I was able to copy my recarray data to a ndarray, do some calculations and return the ndarray with updated values.
Then, I discovered the append_fields() capability in numpy.lib.recfunctions, and thought it would be a lot smarter to simply append 2 fields to my original recarray to hold my calculated values.
When I did this, I found the operation was much, much slower. I didn't have to time it, the ndarray based process takes a few seconds compared to a minute+ with recarray and my test arrays are small, <10,000 rows.

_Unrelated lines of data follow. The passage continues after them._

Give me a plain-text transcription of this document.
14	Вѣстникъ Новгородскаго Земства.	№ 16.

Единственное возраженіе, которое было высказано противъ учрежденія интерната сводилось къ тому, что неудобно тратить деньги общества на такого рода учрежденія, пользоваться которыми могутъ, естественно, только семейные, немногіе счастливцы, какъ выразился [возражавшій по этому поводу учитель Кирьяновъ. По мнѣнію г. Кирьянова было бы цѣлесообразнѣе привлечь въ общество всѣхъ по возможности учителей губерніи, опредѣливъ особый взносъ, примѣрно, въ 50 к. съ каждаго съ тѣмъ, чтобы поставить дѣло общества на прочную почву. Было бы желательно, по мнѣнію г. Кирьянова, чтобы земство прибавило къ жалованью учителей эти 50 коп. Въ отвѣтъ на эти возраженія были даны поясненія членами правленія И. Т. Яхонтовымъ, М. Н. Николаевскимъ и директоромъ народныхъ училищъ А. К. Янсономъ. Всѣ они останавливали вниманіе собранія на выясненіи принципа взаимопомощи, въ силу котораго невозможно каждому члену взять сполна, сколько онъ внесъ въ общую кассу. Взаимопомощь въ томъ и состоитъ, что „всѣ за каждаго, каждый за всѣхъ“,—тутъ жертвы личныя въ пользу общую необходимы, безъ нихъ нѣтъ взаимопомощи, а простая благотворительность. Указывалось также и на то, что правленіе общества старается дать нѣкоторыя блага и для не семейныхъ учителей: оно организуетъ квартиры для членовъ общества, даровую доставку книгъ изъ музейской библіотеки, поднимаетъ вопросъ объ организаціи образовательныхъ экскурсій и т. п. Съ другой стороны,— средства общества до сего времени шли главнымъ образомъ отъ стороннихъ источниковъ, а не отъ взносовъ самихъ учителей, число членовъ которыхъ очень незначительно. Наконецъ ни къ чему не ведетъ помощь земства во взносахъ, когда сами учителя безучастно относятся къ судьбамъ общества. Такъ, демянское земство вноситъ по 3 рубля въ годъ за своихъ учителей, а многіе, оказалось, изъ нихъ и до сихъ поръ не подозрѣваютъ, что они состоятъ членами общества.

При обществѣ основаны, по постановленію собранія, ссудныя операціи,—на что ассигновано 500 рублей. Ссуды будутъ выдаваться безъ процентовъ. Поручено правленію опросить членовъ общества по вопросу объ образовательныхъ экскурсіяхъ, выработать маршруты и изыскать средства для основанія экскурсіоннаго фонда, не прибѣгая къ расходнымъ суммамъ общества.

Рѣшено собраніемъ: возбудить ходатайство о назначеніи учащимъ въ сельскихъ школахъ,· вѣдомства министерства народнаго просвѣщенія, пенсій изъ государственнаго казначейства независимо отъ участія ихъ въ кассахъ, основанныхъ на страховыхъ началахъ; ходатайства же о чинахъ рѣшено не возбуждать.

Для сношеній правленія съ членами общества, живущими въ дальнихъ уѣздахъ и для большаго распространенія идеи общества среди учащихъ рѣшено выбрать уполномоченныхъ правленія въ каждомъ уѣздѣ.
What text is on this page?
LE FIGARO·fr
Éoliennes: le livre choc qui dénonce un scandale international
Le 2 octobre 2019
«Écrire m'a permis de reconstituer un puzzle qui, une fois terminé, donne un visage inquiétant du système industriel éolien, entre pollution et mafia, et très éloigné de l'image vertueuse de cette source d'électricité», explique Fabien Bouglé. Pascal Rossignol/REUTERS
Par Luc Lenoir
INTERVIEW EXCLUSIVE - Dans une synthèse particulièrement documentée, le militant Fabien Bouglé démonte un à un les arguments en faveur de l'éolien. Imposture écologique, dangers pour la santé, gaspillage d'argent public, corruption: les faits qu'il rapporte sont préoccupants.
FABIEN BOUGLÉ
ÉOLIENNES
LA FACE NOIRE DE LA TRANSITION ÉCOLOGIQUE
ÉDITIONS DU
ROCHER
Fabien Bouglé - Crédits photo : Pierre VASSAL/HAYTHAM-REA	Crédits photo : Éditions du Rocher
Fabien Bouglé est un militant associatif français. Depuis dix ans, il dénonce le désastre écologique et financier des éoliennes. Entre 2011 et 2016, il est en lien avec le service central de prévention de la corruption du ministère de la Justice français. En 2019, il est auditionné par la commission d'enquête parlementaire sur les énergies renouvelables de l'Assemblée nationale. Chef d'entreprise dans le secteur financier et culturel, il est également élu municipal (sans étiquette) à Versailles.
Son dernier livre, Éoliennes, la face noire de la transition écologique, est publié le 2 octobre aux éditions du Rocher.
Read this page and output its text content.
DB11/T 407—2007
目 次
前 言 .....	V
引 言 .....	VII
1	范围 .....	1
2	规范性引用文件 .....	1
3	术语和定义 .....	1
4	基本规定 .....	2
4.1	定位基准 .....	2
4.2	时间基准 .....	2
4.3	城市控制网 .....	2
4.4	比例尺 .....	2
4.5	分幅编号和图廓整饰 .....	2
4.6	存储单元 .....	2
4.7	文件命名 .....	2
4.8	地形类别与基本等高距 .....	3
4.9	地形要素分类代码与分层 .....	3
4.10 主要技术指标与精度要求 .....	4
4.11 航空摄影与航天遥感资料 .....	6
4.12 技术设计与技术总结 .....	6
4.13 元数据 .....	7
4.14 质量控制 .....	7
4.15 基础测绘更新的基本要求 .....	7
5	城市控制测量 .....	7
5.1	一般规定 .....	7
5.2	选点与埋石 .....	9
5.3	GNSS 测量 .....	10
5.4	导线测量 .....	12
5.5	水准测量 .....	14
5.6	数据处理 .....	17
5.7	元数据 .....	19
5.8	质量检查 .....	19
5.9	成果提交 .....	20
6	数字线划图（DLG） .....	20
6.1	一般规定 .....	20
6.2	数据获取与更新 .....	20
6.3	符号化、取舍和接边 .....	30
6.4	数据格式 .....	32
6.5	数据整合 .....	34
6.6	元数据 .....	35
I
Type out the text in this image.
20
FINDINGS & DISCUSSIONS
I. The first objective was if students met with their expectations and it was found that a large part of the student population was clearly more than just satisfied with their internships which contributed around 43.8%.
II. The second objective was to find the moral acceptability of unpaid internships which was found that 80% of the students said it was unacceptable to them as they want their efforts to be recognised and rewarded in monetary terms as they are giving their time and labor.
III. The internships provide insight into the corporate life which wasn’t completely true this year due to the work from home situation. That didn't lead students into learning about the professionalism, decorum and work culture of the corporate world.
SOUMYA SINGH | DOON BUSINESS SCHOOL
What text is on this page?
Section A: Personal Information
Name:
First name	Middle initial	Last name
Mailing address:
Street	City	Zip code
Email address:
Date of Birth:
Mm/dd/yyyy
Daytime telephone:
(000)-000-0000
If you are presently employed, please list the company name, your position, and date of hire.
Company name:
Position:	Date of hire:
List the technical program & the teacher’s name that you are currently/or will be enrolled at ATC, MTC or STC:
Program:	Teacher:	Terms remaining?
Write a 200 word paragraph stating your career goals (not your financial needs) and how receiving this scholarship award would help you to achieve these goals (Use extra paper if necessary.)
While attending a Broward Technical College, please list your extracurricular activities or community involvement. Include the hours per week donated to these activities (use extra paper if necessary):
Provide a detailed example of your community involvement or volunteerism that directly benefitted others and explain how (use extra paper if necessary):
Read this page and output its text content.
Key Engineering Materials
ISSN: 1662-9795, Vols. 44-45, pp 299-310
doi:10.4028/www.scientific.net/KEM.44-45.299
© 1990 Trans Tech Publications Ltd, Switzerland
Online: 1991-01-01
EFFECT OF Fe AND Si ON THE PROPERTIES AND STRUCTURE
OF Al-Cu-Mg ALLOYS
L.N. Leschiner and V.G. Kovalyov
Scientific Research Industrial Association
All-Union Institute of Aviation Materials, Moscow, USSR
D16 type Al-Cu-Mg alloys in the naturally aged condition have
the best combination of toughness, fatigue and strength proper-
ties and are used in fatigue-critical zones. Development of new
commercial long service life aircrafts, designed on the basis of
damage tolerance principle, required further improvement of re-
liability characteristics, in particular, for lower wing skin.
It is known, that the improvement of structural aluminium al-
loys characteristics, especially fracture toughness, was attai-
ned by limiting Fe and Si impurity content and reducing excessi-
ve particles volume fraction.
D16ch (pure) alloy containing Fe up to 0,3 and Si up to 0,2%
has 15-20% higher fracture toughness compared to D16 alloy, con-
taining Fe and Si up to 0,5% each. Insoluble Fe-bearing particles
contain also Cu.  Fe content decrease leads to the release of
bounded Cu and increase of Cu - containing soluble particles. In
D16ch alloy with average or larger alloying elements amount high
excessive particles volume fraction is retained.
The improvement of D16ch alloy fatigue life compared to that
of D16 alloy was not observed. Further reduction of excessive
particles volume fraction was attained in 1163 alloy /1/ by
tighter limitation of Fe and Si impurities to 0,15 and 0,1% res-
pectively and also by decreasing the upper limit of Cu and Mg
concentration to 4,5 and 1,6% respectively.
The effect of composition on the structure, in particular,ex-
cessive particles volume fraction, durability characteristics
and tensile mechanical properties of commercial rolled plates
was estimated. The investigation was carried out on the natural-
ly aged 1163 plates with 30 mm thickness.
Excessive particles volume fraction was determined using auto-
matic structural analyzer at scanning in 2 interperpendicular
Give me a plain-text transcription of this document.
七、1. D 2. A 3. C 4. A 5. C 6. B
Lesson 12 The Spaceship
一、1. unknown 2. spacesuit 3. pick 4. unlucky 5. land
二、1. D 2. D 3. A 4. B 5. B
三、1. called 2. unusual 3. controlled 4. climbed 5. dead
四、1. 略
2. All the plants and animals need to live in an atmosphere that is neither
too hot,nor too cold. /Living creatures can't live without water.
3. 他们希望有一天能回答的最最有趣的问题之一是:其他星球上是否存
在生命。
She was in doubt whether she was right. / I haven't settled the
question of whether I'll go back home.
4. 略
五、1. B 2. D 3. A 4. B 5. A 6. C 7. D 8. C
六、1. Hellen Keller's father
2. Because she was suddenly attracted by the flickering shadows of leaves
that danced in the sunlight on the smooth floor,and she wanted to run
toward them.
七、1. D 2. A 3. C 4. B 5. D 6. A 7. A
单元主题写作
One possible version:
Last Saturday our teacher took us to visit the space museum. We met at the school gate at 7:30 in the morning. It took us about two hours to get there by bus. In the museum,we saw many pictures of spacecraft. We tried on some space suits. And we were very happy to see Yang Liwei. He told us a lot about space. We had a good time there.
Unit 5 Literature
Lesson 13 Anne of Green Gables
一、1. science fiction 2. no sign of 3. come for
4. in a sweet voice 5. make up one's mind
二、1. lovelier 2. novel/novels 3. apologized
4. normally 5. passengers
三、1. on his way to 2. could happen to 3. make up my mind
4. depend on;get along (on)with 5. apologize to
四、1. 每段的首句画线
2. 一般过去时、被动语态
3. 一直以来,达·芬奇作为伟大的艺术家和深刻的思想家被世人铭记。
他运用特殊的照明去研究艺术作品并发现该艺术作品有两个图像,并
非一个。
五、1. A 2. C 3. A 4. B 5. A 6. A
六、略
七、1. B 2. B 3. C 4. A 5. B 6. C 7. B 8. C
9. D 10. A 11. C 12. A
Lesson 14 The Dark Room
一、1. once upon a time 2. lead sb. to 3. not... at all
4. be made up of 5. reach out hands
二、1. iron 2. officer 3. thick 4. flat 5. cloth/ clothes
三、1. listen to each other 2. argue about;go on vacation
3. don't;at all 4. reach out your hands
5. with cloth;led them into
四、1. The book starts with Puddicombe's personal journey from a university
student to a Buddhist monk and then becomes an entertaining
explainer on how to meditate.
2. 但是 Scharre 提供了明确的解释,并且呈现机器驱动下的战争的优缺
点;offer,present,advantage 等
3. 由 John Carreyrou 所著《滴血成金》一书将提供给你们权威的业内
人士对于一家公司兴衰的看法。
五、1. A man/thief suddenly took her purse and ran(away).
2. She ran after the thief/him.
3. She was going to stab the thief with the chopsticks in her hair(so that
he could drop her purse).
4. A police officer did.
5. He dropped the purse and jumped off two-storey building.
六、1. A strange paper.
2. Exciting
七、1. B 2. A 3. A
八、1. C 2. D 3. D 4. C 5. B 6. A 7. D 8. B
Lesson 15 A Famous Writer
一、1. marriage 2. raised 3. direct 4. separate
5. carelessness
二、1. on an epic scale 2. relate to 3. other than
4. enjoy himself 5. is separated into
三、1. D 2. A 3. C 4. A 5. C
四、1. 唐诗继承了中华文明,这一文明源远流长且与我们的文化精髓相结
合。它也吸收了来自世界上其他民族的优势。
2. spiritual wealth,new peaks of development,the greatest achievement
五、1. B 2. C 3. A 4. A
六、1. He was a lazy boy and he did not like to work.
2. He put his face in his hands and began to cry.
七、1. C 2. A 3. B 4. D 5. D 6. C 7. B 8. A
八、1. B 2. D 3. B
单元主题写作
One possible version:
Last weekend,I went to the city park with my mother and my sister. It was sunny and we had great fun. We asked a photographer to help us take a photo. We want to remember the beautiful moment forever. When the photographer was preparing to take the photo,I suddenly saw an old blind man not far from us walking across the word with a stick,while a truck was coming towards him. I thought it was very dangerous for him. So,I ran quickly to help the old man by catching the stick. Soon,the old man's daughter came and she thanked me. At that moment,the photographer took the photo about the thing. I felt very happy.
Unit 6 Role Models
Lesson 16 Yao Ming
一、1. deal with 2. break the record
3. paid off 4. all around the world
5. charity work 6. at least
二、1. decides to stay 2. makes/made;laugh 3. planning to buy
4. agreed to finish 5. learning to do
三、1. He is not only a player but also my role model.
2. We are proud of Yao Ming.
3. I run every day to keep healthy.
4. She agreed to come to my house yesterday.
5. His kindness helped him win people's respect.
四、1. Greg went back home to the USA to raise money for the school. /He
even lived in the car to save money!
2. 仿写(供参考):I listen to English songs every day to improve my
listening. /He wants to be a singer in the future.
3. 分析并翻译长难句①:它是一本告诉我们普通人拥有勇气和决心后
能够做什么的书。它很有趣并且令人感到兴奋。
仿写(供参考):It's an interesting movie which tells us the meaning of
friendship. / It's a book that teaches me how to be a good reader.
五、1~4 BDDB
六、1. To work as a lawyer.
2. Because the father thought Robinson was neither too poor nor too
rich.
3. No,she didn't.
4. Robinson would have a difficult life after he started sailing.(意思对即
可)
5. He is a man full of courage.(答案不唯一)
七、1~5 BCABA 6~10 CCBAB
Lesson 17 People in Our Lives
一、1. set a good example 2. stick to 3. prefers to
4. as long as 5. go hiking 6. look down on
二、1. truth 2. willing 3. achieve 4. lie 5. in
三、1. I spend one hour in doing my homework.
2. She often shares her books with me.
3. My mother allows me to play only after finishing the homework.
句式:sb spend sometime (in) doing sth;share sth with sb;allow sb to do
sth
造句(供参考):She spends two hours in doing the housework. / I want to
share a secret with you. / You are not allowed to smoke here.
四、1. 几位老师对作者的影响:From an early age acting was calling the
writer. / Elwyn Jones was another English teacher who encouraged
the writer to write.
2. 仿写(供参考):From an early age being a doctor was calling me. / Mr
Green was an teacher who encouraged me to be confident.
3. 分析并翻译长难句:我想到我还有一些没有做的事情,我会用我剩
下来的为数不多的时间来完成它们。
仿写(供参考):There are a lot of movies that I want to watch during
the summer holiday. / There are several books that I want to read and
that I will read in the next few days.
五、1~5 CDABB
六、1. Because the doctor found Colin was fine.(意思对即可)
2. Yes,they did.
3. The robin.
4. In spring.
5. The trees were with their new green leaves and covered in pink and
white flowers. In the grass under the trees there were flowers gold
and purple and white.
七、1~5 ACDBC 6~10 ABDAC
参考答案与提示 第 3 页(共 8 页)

Is this typical? ndarray access is much faster than recarray? I expected some performance degradation due to access by field name, but not this much.
Updated 15-November-2018
I expanded my timing tests to clarify differences in performance for ndarray, structured array, recarray and masked array (type of record array?). There are subtle differences in each. See discussion here:
numpy-discussion:structured-arrays-recarrays-and-record-arrays
Here are result of my performance tests. I built a very simple example (using 1 of my HDF5 data sets) to compare performance with the same data stored in 4 types of arrays: ndarray, structured array, recarray and masked array. After the arrays are constructed, they are passed to a function that simply loops thru each row and extracts 12 values from each row. The functions are called from the
timeitfunction with a single pass (number=1). This test only measures the array read function, and avoids all other calculations.Results given below for 9,000 rows:
Based on this test, access performance decreases with each type. Access times for structured array and recarray are 4x-13x slower than ndarray access (but all are only a fraction of second). However, ndarray access is 1000x faster than masked array access. That explains the seconds to minutes difference I see in my complete example. Hopefully this data is useful to others that encounter this issue.